Пэйринг и персонажи
Метки
Описание
Микаса — бариста в кофейне, а Леви — ветеран войны Марли и Парадиза, который открыл чайную, но регулярно заходит за кофе.
Примечания
Мини внезапно стал миди, когда я поняла, что мне есть, что сказать. А еще у фанфика теперь есть бета, так что главы будут постепенно приходить в приличный вид.
Посвящение
Моему отпуску, и близким, Васе за тетрадь, без нее я бы не начала экстренно писать у моря.
Часть 1
13 июля 2024, 02:28
Леви, привычно хромая, потянул на себя дверь кофейни. Запах нелюбимого напитка (на самом деле, он терпеть его не мог) врезался в нос, заставляя непроизвольно глубоко вдохнуть аромат, впитавшийся, казалось, в каждый сантиметр помещения, в поисках свежего воздуха. Девушка за стойкой знакомо улыбнулась, осторожно, как делала это всегда, будто спугнуть боялась широкой белозубой улыбкой, которой однажды наградила Леви ее сменщица — веселая брюнетка, на бейдже которой было криво написано «Саша». У каждой из девушек был бумажный стаканчик для чаевых на стойке. У Саши к стаканчику был приклеен стикер с надписью «на вкусняшки». У Микасы (так звали ее, другую) стикер держался на стаканчике при помощи зеленой скрепки, и Аккермана бесило сочетание цветов: бежевый стакан, розовый стикер и чертова зеленая скрепка с облупившейся местами краской. Даже только одним видящим глазом он заметил эту пакость и каждый раз упорно смотрел на дешевую канцелярию, не забывая при этом, уходя, оставить немного денег в стаканчике. Так, чтобы это не выглядело навязчиво.

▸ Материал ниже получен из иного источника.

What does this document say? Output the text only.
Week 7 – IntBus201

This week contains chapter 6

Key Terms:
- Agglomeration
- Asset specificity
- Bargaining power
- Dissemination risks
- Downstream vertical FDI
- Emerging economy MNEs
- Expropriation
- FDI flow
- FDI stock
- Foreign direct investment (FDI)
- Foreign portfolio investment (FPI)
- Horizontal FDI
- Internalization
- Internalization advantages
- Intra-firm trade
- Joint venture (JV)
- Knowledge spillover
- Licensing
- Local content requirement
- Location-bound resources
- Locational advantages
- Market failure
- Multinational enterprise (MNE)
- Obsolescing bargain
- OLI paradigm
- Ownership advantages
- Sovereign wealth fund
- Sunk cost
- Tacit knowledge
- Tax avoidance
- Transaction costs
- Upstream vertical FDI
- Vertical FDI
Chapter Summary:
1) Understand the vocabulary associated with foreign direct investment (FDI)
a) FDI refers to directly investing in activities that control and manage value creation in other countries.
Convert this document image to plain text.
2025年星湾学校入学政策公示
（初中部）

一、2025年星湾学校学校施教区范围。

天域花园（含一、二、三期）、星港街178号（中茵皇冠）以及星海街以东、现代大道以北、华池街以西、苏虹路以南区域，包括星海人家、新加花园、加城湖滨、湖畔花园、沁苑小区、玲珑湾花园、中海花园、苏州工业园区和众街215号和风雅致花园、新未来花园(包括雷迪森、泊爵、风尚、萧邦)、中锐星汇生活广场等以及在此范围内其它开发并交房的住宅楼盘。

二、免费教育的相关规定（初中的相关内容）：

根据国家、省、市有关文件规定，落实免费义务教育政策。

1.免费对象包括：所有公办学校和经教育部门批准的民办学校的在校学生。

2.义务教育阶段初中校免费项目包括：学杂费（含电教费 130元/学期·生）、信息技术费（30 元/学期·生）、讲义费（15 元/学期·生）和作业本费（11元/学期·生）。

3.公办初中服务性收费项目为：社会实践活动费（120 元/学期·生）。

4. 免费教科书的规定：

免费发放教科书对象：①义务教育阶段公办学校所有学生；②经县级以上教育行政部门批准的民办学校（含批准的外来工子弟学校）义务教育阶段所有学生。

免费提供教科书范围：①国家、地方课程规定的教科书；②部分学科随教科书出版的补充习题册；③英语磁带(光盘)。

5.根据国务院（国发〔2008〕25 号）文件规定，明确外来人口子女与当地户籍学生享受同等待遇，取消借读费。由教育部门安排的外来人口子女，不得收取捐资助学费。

— Один американо без сахара? — спросила Микаса и начала делать напиток до того, как он кивнул — запомнила.
Он снова обратил свое внимание на стикер: скрепка старая - раздражала. Надпись раздражала еще больше. «На море». Что это значит вообще? Леви был на побережье: ничего хорошего там нет — трупы, кровь и страх, пронизывающий до костей, заставляющий забыть, как дышать и двигаться. Мерзкую соленую воду нельзя пить, да и запах от нее неприятный, грязный.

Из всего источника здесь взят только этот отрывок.